As discussed above, absent another jurisdictional basis, this Court lacks subject matter jurisdiction over general maritime claims removed from state court. Smith's motion to remand (Doc. 43) should be granted.
B. Upriver's Motion to Dismiss should be denied as moot due to lack of subject matter jurisdiction.
Upriver filed a motion to dismiss Defendant Marquette's third-party claim for lack of jurisdiction or, alternatively, for failure to state a claim, pursuant to Fed. R. Civ. P. rules 9(h) and 14(c) (Doc. 17).
Since this Court does not have subject matter jurisdiction over this action, Upriver's motion to dismiss should be denied as moot.3
III. Conclusion
For the foregoing reasons, IT IS RECOMMENDED that Plaintiff's Motion to Remand for lack of subject matter jurisdiction (Doc. 43) be GRANTED.
IT IS FURTHER RECOMMENDED that Upriver Boat Supply's Motion to Dismiss (Doc.17) be DENIED AS MOOT.
Under the provisions of 28 U.S.C. § 636(b)(1)(c) and Fed.R.Civ.P. 72(b), parties aggrieved by this Report and Recommendation have fourteen (14) calendar days from service of this Report and Recommendation to file specific, written objections with the Clerk of Court.
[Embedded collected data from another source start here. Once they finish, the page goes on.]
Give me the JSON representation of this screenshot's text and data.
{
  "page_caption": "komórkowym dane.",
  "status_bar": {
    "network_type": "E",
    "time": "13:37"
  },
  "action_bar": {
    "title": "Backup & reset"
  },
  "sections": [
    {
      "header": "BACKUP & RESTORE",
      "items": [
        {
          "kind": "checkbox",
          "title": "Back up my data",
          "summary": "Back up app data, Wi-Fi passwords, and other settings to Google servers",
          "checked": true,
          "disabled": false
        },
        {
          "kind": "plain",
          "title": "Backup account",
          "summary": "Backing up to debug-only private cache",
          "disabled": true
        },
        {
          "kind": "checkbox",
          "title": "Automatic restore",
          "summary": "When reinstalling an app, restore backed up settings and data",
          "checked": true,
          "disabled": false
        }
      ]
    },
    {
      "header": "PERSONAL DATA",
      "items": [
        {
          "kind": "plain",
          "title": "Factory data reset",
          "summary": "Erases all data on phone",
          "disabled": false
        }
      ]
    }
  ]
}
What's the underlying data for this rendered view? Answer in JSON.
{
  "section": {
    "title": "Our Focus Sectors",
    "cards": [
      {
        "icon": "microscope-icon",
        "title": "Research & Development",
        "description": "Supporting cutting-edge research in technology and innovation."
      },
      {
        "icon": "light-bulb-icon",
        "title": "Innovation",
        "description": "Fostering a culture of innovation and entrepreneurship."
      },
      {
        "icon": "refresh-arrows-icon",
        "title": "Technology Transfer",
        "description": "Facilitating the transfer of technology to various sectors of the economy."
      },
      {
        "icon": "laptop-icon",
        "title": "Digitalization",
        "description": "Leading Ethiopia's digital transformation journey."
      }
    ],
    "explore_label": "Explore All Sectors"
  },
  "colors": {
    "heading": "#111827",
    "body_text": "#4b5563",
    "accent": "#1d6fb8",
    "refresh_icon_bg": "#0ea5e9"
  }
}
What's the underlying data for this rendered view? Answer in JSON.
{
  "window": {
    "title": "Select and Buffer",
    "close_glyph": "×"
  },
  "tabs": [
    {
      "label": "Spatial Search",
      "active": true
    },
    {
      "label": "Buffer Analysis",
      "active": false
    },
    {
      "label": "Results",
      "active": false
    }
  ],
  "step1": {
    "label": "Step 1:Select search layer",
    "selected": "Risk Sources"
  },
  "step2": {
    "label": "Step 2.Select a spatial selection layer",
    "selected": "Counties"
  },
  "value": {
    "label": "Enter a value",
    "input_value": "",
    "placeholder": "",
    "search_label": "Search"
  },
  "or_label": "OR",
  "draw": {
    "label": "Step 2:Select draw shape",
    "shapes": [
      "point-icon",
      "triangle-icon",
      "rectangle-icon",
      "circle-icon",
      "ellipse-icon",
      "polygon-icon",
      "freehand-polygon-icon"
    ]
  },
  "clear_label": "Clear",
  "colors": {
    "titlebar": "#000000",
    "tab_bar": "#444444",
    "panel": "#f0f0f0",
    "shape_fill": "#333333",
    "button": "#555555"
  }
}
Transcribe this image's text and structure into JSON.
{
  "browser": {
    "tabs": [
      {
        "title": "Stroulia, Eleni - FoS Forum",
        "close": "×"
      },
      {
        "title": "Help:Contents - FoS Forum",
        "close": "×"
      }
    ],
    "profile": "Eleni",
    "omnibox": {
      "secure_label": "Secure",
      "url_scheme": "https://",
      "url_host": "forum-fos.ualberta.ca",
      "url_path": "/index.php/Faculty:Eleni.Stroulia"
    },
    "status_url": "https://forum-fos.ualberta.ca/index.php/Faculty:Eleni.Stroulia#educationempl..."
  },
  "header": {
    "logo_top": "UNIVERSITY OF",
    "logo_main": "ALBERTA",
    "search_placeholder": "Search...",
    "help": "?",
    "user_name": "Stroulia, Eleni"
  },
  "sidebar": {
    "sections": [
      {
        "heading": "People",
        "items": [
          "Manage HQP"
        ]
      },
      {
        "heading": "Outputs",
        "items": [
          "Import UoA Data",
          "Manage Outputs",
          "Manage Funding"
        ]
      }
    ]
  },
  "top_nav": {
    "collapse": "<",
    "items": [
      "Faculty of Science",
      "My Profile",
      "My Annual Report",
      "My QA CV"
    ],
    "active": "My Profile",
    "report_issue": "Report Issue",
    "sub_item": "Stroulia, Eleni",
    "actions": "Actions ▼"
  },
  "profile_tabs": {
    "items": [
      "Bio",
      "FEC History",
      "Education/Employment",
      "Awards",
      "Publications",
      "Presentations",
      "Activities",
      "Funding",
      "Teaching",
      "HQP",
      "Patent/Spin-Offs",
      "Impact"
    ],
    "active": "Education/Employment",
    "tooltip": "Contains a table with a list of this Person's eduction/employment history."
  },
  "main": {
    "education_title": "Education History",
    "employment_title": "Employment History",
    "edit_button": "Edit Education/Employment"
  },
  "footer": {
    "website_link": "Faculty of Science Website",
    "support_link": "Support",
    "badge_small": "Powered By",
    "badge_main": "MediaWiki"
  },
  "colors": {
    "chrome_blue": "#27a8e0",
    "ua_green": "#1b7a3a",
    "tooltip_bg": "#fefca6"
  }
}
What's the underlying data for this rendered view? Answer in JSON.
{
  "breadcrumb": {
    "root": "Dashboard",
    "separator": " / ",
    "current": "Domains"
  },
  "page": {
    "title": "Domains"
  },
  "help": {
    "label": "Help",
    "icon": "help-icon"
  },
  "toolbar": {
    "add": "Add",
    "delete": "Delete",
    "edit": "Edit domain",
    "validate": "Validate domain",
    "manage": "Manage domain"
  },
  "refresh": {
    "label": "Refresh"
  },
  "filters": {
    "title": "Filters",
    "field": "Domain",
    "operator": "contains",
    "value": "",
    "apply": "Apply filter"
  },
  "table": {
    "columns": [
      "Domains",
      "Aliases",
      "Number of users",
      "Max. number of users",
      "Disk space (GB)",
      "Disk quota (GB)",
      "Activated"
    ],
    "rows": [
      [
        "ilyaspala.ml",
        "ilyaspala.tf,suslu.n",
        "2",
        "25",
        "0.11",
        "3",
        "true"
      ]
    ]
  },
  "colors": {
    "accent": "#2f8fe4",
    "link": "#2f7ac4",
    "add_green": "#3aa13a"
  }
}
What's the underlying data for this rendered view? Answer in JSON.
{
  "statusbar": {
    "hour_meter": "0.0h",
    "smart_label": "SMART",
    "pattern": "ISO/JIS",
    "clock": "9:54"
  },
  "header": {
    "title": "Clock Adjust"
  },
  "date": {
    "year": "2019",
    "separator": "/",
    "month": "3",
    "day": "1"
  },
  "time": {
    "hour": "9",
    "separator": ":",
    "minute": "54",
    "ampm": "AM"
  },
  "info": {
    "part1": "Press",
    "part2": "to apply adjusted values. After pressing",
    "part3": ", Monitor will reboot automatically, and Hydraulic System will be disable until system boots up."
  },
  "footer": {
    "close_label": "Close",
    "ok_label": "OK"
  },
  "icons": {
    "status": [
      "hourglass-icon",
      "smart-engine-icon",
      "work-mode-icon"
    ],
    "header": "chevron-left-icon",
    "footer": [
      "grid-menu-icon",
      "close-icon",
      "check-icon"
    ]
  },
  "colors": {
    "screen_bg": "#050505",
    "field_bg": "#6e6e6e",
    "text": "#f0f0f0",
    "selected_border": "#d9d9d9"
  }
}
A party may respond to another party's objections within fourteen (14) days after being served with a copy thereof. No other briefs (such as supplemental objections, reply briefs, etc.) may be filed. Providing a courtesy copy of the objection to the undersigned is neither required nor encouraged. Timely objections will be considered by the District Judge before a final ruling.
Failure to file written objections to the proposed findings, conclusions, and recommendations contained in this Report and Recommendation within fourteen (14) days from the date of its service, or within the time frame authorized by Fed. R. Civ. P. 6(b), shall bar an aggrieved party from attacking either the factual findings or the legal conclusions accepted by the District Judge, except upon grounds of plain error.